Mozambique’s first disaster was a cyclone. The second has been cholera. Now hunger could be the third.
The raging floodwaters that left a large part of central Mozambique a vast inland sea are draining away, laying bare a severe lack of food for the months ahead.
Low-lying rice fields in this fertile region were destroyed when rivers burst their banks. Maize crops on higher land were shredded. Their mangled stalks now wither under an almost constant sun. Exposed, the clay earth is cracking.
Cyclone Idai swept in from the Indian Ocean on March 10 shortly before thousands of subsistence farmers planned to bring in the harvest.
“People are hungry because there is no produce. Look at the fields,” teacher Lino Luciano Munere told The Associated Press in Bopira, a village reached by helicopter for just the third time with aid, nearly a month after the storm. West of the hard-hit town of Buzi, it remains cut off by road. “I don’t know what we did to deserve this,” he said.
A narrow window of time for farmers to put a shorter-term crop into the ground such as beans or green corn is quickly closing, with about two weeks left. Such a “second harvest” normally accounts for just 10 per cent of annual food production, the United Nations’ World Food Program said.
Farmers say they would be happy to plant if they had any seed, or hoes. Their very homes were often washed away by a storm that left curious traces: An intact thatched roof draped over a tree like a limp umbrella; a house collapsed but for the metal door, upright and still closed.
More than 715,000 hectares (1.7 million acres) of crop fields were flooded, according an update released Sunday by Mozambique’s disaster management agency.
No one speaks of famine as long as aid groups keep delivering basic food like flour and cooking oil to survive, but they warn of a lean season for months to come.
That season will start “atypically early in August” and continue into early 2020, the Famine Early Warning Systems Network said over the weekend, adding that local seed prices could rise.
This is in a country where even before the cyclone more than 40 per cent of children were physically stunted, WFP said. Signs of malnutrition among some cyclone survivors in displacement camps could be aggravated by the cholera outbreak, WFP added.
“You know the food can’t be enough for people right now,” said a farm manager, Ibrahim Ismail. Relief supplies are given to heads of households, but some men have several wives and 20 to 30 children, he said. “How do you distribute two kilograms of rice? That’s not enough for a week. That is a problem.”

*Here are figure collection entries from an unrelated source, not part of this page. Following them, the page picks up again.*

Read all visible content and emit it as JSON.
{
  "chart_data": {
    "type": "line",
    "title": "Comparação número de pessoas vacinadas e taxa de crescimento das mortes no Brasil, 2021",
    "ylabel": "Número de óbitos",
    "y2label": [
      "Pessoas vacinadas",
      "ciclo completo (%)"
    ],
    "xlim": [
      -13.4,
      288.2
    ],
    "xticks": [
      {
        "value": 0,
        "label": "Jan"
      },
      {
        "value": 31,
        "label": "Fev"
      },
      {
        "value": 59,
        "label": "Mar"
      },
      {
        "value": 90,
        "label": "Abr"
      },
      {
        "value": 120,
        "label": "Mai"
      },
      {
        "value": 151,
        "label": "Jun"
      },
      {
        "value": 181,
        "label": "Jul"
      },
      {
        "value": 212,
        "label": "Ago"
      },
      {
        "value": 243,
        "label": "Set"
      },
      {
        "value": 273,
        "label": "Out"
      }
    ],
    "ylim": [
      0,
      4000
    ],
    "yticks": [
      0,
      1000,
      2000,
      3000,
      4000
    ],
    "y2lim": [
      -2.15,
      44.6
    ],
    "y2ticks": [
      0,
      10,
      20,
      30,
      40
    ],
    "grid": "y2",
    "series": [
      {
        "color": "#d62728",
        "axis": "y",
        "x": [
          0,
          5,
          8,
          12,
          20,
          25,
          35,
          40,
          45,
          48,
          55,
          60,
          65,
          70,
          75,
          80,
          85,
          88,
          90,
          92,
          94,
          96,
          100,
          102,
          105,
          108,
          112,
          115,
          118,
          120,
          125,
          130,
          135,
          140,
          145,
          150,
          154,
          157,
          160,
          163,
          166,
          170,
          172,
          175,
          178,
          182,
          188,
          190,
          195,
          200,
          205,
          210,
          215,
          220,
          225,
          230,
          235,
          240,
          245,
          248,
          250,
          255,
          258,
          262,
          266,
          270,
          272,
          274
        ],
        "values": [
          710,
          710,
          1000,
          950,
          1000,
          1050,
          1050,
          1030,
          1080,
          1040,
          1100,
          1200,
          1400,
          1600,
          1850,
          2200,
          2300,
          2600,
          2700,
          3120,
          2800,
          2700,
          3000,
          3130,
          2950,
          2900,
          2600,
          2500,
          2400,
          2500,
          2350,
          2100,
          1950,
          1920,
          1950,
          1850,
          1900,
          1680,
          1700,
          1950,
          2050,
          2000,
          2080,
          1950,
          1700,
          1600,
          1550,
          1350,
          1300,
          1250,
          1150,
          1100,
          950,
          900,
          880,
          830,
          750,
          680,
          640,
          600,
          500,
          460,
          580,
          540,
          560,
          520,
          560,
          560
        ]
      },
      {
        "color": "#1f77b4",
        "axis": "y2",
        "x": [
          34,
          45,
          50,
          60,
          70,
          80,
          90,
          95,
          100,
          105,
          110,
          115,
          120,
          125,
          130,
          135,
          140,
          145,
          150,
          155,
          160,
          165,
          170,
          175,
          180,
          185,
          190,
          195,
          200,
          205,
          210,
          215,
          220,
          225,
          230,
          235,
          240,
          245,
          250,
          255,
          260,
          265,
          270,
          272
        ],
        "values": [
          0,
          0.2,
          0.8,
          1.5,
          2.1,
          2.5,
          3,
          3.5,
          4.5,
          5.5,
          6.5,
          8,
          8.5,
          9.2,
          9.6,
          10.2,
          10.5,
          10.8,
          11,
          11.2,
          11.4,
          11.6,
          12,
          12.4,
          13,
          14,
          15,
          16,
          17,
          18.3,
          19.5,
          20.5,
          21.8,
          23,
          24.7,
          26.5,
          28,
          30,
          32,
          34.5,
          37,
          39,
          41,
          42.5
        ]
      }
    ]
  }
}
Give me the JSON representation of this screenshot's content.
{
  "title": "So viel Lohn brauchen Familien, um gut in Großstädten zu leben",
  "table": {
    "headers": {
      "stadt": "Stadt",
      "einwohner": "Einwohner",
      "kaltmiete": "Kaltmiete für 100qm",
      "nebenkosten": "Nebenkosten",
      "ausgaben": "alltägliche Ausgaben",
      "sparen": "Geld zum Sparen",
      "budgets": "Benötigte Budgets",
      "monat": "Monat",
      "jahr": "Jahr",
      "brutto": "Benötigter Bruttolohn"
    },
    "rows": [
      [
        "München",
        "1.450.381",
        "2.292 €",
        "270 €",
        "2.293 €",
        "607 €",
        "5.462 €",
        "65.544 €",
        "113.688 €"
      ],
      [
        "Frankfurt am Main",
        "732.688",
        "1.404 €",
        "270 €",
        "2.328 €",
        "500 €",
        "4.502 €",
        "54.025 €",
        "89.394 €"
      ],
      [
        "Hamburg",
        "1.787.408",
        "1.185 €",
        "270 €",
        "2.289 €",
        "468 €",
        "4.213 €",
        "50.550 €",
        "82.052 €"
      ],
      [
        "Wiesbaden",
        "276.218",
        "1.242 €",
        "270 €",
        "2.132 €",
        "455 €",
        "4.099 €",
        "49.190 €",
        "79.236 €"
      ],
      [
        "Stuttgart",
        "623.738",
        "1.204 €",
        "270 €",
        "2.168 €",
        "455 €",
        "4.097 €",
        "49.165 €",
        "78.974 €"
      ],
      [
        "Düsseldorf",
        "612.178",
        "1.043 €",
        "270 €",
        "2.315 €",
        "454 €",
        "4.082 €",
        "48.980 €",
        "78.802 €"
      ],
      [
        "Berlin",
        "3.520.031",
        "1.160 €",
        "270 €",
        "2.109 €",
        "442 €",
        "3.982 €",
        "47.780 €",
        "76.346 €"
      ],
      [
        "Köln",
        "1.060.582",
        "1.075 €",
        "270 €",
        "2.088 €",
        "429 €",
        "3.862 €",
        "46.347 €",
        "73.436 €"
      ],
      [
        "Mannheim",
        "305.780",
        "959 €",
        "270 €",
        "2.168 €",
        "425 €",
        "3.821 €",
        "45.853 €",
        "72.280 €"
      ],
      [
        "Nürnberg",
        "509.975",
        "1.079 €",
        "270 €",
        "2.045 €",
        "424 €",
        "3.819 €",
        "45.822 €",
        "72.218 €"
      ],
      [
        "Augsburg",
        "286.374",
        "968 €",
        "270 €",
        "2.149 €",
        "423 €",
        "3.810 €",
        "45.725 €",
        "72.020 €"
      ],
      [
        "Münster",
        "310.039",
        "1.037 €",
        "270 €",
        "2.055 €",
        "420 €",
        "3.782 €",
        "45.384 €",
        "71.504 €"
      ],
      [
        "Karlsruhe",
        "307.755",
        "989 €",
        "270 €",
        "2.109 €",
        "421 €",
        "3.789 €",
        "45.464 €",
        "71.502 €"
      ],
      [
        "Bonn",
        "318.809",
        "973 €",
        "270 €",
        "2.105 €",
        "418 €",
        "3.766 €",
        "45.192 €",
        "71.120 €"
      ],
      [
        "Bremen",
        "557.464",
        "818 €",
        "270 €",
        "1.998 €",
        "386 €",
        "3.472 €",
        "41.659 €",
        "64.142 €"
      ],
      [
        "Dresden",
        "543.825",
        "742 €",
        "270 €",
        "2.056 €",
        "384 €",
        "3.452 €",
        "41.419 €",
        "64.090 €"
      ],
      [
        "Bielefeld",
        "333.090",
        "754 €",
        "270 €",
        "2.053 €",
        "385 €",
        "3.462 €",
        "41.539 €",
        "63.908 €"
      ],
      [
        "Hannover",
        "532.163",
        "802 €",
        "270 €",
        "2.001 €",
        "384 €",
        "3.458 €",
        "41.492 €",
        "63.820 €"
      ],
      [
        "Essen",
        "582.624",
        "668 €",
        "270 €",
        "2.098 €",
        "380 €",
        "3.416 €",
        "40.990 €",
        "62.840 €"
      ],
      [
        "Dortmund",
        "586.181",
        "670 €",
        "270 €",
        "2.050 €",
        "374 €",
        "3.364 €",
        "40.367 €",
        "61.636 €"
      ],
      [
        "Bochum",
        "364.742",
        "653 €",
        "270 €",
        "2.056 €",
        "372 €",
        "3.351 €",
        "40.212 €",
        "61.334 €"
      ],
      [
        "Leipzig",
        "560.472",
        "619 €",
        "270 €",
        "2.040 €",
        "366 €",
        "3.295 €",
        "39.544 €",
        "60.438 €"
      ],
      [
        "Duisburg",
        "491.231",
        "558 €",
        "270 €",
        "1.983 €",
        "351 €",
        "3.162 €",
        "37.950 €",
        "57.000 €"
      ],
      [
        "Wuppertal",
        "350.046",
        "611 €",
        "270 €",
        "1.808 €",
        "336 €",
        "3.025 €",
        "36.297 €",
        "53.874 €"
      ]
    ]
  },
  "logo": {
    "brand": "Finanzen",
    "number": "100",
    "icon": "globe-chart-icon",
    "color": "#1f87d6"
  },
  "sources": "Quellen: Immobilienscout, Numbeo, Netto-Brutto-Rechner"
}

It is like a war, said Filipe Mawani, a farmer. “There’s no food. There’s absolutely no food. We’re just nobodies, depending on aid.”
These are families who have no second source of income and supporting them until the farming cycle returns to normal will be a year-long project, said Jaco Combrinck, part of an impromptu relief effort run out of a farmhouse in Matarara.
“The crops they are planting now won’t be enough but it will be something,” he said.
The cyclone relief efforts have focused on keeping people alive, addressing the immediate needs: Food, water, shelter.
Even now, air relief efforts are still looking for communities that have not been reached with aid.
On Monday the U.N.’s Food and Agriculture Organization with partners is expected to begin distributing more than 180 tons of “second harvest” seeds, plus tools, to some 18,000 subsistence farming households, the U.N. humanitarian agency said Sunday.
Providing seeds alone while everyday needs remain urgent might tempt some hungry people to eat them, said a close observer of the air relief operations. He watched one woman throw herself on a bag of flour during a food distribution, scared that someone else might take it.
Subsistence farmers, many just as protective of their land, can be seen in the ruined maize fields salvaging kernels to start another crop as best they can.
“We are in urgent need of food assistance, especially seeds,” said Moises Mukoto, a local chief near Dombe. “The planting season is nearly over. We need to feed our families.”
Nineteen-year-old Rahul Chavel now lives in a tent with his parents. Their maize crop is horizontal and bone-dry. The clay pot in which they made traditional beer is partially submerged in hardened mud.
“We even lost all our chickens,” the teen said, still in the tattered red slippers and rolled-up black pants he wore when he climbed up a mango tree to escape the floodwaters.
His family is trying to salvage what they can, he said. But almost nothing remained.